As central banks around the world have been forced to adopt unconventional policies in an effort to stimulate economies and provide extra monetary stimulus, negative interest rates is a concept investors are having to get used to.
The European Central Bank (ECB) looks set to cut interest rates further into negative territory on Thursday and the Bank of Japan surprised markets by edging below zero in January. This has only compounded the struggle for investors who are on the search for yield.
Other negative interest rate policy (NIRP) adopters include Sweden's Riksbank, which cut its main repo rate last month to -0.5 per cent and the Swiss central bank, which also lowered rates to -0.75 per cent. The Federal Reserve has also warned banks they need to at least prepare for the possibility of negatively yielding Treasury rates.
NIRPs are meant to encourage banks to shy away from holding onto cash and instead lend it out to the real economy to encourage growth. It's also aimed at helping consumers and firms pay down debt, without extra cost. But it also creates other anomalies in markets, which can make life pretty difficult for investors in search of returns and income, with trillions of government bonds now offering negative yields.

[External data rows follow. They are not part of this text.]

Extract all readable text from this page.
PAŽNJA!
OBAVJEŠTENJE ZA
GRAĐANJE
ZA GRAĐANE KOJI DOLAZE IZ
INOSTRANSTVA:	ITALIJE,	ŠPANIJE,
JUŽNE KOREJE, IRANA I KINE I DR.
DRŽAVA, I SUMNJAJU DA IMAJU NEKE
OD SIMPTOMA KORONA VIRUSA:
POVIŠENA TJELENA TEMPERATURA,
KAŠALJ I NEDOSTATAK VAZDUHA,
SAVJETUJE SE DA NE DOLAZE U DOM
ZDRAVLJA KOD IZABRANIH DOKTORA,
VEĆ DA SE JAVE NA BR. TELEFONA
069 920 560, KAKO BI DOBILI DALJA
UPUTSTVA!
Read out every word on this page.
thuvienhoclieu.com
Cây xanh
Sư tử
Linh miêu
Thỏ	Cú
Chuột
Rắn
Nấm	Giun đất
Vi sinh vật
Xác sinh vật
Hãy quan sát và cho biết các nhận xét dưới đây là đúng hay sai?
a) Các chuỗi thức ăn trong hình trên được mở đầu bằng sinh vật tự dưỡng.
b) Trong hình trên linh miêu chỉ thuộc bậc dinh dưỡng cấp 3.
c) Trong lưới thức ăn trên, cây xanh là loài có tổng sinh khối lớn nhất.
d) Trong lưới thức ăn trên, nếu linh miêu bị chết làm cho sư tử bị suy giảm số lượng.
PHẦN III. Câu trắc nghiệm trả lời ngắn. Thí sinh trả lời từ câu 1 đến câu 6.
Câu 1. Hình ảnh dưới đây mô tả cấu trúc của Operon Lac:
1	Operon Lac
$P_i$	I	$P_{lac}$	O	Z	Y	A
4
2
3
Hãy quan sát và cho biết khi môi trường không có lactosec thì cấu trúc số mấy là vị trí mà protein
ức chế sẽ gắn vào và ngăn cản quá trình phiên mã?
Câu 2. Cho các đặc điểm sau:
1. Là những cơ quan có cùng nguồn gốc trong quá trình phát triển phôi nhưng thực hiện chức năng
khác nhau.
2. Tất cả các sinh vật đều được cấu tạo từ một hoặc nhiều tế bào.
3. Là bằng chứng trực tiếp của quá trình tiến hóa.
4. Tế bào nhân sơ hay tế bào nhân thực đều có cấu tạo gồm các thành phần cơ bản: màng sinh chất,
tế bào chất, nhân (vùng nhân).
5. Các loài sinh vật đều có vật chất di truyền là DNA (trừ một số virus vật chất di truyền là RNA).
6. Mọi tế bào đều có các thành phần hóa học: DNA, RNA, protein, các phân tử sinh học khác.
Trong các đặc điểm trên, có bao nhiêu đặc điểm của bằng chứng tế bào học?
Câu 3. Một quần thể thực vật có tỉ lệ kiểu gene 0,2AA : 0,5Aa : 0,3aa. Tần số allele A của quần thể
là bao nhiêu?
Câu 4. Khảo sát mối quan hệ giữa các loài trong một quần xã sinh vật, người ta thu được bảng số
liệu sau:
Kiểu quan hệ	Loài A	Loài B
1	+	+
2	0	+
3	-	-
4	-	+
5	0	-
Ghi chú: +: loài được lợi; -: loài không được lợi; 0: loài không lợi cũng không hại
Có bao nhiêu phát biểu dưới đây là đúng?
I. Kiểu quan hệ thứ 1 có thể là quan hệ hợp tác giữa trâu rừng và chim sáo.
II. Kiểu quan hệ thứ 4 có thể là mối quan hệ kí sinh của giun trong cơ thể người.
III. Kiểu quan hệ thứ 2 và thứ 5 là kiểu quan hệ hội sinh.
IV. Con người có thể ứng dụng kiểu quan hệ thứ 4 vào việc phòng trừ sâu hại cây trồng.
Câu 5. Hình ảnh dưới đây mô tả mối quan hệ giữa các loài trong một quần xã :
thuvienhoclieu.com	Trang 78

CNBC speaks to analysts and investors about how they are tackling the shift from zero interest rates (ZIRP) to NIRP.
Equities (kind of)
With limited options, equities are still worth looking at using a selective, fundamental approach, according to the global head of Croci investment & valuation Group at Deutsche Bank, Francesco Curto. Although he warned that the return on equities wasn't that compelling when accounting for their risk profile.
Meanwhile, Ewen Cameron Watt, senior director of BlackRock Investment Institute, told CNBC, that he saw "some value" in some of the consumer-based businesses in Europe.
"We see some value in some of the higher quality American franchises, as a consequence of the pullback. But not quite as much value as 3 or 4 weeks ago," he added.
Gold bears' major criticism of the yellow metal has often been its lack of yield or income, but in a world where rates are offering less than zero, gold looks more attractive.
"Gold is an interesting asset. So what is happening today, is in a world where safe assets have negative yield, by simply having zero yield has a competitive advantage to other assets," said global head of flow strategy and solutions at Societe Generale, Kokou Agbo-Bloua.
"We have seen a lot of gold trades with contingencies, so you can buy a call option of gold with a contingency that the oil price will go lower. This is an interesting take on more of the same risk aversion driving asset prices and being used as a portfolio hedge," he added. A call option is a type of derivative that gives investors the option to buy an underlying asset if it reaches a certain price.
Corporate bonds and high yield
"If you are in a world that isn't going to recession and US high yield is over 9 per cent and European high yield is over 6 per cent and there is no risk of (a) significant rise in interest rates this side of the Atlantic … surely there has to be an opportunity in the reach for (the) yield sector, so we do like the high yield sector," said the head of the UK investment office at UBS Wealth Management, Bill O' Neill.
BlackRock's Watt added that his team focus on a company's capital structure.
"Investment grade bonds got very cheap a few weeks ago and you were being paid to take them. A few weeks ago, high yield got quite cheap and you were being paid to take them. Those aren't quite as strong opportunities, but those rallies in the low risk end of the capital structure have supported the higher end of the market," Watt said.
"We like the European banks as they offer the greatest potential for a re-rating. The difficulty here is not a solvency risk, just more of a malaise in terms of the earnings outlook. But the sector is cheap," O'Neill said, particularly if you are a private investor not subject to benchmarks.
"We are not prepared to jump in wholesale at this stage, what we have been saying to clients is keep to your target weight and don't let your position drift down. If you look at a 12-month view, we do expect risk assets, equities to outperform safe-haven assets," he said.
Blackrock's Watt added that there's a major opportunity in banking and insurance sector in Europe.
"There will be opportunities in the restructuring," he said.